1.      Summary judgment is granted against the fourth, fifth, sixth, seventh, eighth, ninth, tenth, and eleventh defendants jointly and severally, the one paying the other to be absolved, for:

1.1    Payment of the amount of R 4 610 804.27, provided that the liability of the following defendants is limited to the extent of their suretyships as follows:

1.1.1     Fourth, fifth, and sixth defendants limited to R 2 500 000.00 plus interest and costs;

1.1.2.   Ninth defendant limited to R 4 260 000.00 plus interest and costs;

1.1.3.   Tenth defendant limited to R 4 260 000.00 plus interest and costs.

1.2    Default interest on the amount of R4 610 804.00 at the rate of 17,5% per annum from 23 July 2020 to date of final payment, both days inclusive.

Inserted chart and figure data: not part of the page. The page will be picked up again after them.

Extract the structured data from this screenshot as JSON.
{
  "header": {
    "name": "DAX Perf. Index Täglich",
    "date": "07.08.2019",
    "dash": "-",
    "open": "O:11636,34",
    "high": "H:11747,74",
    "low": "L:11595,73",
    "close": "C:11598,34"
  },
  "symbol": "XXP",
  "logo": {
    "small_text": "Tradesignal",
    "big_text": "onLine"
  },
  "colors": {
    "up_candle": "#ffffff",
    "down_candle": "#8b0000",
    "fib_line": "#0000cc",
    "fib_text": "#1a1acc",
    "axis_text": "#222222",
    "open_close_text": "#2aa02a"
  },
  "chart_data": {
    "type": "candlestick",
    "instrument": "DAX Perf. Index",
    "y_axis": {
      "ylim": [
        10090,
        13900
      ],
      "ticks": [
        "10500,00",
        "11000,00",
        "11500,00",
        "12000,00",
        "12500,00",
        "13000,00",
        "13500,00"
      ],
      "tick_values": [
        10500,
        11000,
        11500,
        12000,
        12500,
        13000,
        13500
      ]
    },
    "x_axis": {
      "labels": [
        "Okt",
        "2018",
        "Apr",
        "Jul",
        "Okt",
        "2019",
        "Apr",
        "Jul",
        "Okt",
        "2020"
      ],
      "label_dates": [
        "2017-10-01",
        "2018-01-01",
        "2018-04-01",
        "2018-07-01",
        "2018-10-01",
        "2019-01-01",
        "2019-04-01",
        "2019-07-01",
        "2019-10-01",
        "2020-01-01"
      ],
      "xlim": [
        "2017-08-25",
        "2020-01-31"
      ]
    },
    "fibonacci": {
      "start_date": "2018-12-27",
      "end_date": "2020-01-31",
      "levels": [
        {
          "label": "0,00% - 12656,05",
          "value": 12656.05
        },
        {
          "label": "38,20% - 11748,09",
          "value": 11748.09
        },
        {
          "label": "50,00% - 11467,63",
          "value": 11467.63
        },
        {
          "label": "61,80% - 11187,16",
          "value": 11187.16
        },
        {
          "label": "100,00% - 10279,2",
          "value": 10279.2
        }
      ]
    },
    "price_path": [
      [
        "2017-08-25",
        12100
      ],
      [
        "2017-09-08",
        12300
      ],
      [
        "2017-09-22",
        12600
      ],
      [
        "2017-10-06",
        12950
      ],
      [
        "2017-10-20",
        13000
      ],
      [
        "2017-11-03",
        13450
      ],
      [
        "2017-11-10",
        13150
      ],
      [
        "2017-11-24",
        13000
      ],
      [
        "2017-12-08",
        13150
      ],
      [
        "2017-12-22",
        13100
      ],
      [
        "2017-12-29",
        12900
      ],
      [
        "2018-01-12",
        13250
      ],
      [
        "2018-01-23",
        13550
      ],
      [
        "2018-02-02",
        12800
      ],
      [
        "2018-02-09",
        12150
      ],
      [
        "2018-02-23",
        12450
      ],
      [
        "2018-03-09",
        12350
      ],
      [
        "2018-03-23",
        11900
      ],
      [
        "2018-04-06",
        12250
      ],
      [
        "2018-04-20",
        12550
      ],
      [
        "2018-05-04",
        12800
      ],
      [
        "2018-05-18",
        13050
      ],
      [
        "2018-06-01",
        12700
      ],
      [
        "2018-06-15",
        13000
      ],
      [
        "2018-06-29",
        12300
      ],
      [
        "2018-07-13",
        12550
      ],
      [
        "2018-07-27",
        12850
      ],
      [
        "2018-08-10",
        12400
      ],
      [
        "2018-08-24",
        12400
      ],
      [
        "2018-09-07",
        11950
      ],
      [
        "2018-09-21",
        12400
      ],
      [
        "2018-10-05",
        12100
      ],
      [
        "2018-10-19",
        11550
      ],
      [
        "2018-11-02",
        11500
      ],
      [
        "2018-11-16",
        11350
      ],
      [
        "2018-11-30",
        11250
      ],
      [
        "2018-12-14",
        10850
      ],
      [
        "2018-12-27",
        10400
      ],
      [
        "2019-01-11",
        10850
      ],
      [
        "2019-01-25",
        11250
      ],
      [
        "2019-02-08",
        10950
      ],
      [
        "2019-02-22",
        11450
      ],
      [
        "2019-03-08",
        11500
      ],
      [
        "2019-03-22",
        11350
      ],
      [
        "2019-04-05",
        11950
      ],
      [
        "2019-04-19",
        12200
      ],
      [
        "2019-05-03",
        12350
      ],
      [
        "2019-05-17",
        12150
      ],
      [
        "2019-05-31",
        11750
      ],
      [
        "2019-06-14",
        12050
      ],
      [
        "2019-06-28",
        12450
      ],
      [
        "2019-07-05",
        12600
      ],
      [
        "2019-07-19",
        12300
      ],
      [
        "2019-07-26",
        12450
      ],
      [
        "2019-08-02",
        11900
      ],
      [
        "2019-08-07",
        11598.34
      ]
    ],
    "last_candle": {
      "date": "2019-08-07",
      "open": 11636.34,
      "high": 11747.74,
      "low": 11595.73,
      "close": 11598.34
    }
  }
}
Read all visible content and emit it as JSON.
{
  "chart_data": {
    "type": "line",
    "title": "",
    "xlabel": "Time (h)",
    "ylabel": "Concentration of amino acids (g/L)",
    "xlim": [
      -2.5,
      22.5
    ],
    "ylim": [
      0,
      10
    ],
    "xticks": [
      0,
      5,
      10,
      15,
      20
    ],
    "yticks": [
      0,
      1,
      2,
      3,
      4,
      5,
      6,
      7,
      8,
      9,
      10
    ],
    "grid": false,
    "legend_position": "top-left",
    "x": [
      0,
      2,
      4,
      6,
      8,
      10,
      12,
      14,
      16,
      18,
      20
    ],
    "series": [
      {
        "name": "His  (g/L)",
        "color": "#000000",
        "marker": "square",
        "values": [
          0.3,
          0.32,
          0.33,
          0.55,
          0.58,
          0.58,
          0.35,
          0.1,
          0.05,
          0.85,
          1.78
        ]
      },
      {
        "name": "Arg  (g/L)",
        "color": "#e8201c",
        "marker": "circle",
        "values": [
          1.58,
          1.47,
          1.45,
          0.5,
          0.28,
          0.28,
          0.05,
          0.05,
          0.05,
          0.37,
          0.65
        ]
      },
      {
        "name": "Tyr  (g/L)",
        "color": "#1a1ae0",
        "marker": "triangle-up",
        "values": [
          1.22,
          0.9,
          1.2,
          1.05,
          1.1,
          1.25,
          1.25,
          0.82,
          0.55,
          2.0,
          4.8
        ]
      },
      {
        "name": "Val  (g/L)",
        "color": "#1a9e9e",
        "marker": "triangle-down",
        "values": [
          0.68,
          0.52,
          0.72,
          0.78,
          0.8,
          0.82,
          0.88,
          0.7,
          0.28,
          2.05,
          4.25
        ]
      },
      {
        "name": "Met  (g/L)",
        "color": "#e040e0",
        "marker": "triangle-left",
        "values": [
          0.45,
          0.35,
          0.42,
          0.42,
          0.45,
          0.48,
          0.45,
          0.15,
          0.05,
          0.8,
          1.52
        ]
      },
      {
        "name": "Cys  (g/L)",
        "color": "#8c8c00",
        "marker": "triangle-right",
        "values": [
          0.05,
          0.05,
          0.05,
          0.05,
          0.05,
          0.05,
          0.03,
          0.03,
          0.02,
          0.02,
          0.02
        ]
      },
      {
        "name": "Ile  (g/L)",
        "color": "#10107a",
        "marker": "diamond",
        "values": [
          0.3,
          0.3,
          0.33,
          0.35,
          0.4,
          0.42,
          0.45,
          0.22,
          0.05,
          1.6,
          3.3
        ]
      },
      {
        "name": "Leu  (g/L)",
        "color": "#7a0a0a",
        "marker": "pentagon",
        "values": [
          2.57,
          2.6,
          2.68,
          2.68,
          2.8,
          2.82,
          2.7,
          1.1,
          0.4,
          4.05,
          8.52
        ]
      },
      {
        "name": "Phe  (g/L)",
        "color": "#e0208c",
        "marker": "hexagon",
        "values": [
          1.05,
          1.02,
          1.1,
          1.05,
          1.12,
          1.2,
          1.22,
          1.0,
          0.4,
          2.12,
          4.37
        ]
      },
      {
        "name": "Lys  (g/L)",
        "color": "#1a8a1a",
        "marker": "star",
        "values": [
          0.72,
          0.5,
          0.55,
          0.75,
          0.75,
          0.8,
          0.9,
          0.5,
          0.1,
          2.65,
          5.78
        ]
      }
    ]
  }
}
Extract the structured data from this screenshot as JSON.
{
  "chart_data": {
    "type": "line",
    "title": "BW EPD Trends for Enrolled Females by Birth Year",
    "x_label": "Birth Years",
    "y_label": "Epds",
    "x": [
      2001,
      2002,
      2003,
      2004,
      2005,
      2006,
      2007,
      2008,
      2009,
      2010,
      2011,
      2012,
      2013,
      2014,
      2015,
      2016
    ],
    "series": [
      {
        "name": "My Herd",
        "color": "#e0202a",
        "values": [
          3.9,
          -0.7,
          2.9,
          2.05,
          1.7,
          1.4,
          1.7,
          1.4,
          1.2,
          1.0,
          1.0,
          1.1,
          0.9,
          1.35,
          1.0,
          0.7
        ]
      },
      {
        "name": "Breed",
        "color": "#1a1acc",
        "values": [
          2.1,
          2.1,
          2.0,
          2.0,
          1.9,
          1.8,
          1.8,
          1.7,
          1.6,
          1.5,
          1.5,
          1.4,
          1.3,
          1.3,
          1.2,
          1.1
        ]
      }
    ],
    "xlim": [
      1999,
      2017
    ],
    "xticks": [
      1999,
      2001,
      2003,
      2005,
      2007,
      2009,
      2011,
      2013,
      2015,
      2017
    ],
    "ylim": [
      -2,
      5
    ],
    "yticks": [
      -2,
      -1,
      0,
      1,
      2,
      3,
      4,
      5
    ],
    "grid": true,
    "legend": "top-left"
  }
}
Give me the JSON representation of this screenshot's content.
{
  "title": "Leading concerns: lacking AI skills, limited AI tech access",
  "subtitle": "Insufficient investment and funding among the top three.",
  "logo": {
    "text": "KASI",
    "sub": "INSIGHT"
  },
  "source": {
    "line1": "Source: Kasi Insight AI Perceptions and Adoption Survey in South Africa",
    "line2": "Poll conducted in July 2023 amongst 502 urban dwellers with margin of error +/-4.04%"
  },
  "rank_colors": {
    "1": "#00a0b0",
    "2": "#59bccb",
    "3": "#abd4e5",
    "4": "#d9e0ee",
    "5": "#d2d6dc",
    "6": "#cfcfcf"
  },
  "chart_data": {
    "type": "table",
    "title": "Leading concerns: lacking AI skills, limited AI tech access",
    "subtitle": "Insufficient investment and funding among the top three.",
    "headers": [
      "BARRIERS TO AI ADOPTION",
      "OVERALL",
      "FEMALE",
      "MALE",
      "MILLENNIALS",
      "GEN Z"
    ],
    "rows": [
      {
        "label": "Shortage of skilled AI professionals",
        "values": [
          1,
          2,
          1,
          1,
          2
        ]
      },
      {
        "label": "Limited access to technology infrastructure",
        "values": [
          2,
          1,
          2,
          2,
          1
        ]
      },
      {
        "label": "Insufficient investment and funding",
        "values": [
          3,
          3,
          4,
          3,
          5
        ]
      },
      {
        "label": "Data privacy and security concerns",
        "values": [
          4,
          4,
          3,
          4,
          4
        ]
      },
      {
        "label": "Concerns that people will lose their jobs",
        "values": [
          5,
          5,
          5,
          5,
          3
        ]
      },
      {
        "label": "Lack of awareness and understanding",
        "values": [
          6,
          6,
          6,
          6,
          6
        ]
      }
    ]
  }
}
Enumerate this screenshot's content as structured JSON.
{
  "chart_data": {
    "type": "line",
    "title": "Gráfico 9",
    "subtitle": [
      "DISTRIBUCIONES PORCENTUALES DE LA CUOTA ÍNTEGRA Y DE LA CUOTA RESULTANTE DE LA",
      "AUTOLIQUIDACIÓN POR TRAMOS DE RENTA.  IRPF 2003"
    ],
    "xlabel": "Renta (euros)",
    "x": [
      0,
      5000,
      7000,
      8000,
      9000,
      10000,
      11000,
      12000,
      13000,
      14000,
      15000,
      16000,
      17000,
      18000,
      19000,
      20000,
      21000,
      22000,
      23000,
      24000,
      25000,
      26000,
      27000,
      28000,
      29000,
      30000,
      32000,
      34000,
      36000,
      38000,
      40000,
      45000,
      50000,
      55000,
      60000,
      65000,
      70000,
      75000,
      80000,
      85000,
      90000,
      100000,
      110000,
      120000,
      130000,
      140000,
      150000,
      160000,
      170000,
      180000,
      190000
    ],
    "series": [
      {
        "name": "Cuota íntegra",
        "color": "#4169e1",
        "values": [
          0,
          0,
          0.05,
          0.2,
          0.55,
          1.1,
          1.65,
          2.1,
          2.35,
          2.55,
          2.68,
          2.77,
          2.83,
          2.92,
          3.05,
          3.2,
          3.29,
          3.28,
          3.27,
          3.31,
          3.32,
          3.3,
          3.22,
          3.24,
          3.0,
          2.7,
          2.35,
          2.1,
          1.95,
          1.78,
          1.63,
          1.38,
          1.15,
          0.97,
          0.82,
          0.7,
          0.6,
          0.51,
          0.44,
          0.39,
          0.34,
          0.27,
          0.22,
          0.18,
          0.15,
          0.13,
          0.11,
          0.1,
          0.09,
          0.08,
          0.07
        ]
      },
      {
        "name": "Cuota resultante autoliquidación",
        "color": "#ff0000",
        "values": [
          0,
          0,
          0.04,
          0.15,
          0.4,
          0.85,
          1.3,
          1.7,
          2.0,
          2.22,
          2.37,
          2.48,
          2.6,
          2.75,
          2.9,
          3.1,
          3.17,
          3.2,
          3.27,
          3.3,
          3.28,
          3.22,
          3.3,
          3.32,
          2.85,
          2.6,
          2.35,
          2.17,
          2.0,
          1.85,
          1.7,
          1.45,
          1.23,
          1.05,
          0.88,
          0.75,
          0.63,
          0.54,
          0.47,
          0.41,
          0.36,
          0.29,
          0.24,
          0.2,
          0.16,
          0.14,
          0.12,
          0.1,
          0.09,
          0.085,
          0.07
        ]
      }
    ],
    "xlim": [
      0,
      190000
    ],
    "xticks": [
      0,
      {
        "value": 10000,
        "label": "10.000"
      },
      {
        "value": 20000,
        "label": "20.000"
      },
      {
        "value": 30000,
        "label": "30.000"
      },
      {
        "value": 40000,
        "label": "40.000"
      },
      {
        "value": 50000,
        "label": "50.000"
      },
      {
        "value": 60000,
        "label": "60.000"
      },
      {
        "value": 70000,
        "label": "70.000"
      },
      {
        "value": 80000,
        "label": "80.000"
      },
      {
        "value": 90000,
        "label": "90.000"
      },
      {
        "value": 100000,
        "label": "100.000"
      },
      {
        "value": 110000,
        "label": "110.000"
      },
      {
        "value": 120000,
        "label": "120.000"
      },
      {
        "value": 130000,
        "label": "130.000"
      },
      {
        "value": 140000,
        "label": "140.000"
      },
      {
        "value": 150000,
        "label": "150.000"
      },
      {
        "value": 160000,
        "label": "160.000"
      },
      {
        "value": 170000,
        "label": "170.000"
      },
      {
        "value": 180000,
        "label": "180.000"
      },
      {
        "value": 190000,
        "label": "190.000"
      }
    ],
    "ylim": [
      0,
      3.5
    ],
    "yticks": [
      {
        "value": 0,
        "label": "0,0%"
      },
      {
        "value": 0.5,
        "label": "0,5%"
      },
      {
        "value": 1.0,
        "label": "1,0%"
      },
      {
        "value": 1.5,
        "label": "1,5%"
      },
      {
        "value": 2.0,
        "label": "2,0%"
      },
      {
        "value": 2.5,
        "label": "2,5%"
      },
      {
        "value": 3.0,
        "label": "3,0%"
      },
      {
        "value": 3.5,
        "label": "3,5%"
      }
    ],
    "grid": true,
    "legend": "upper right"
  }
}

1.3    Costs of suit on an attorney and client scale.

L. WINDELL

JUDGE OF THE HIGH COURT

GAUTENG LOCAL DIVISION, JOHANNESBURG

 

Delivered: This judgement was prepared and authored by the Judge whose name is reflected and is handed down electronically by circulation to the Parties/their legal representatives by email and by uploading it to the electronic file of this matter on Caselines. The date for hand-down is deemed to be 3 March 2021.

 

APPEARANCES

Attorneys for the plaintiff:           Moodie & Roberston

Counsel for the plaintiff:             Advocate M. Nieuwoudt

Attorneys for the defendant:      Pagel Schulenburg Inc

Counsel for the defendant:        Advocate H. van der Vyver

 

Date of hearing:                        4 February 2021

Date of judgment:                     3 March 2021

 

[1] Ad para 13.

[2] Tuckers Land and Development Corporation (Pty) Ltd v Perpellief 1978 (2) SA 11 (T).

[3] 2000 (1) SA 307 (C).

[4] 2014 (4) SA 220 (SCA) at [8] [12] and [14]–[16].

[5] Standard Bank of South Africa Ltd v Kroonhoek Boerdery CC 2011 JDR 0980 (GNP) par [10] and [11]

[6] See Maharaj supra at 423H.

[7] 1931 AD 466 at 478

[8] Salmons v Jacoby 1939 AD 588 at 593.

[9] Dowson & Dobson Industrial Ltd v Van der Werf 1981 (4) SA 417 (C).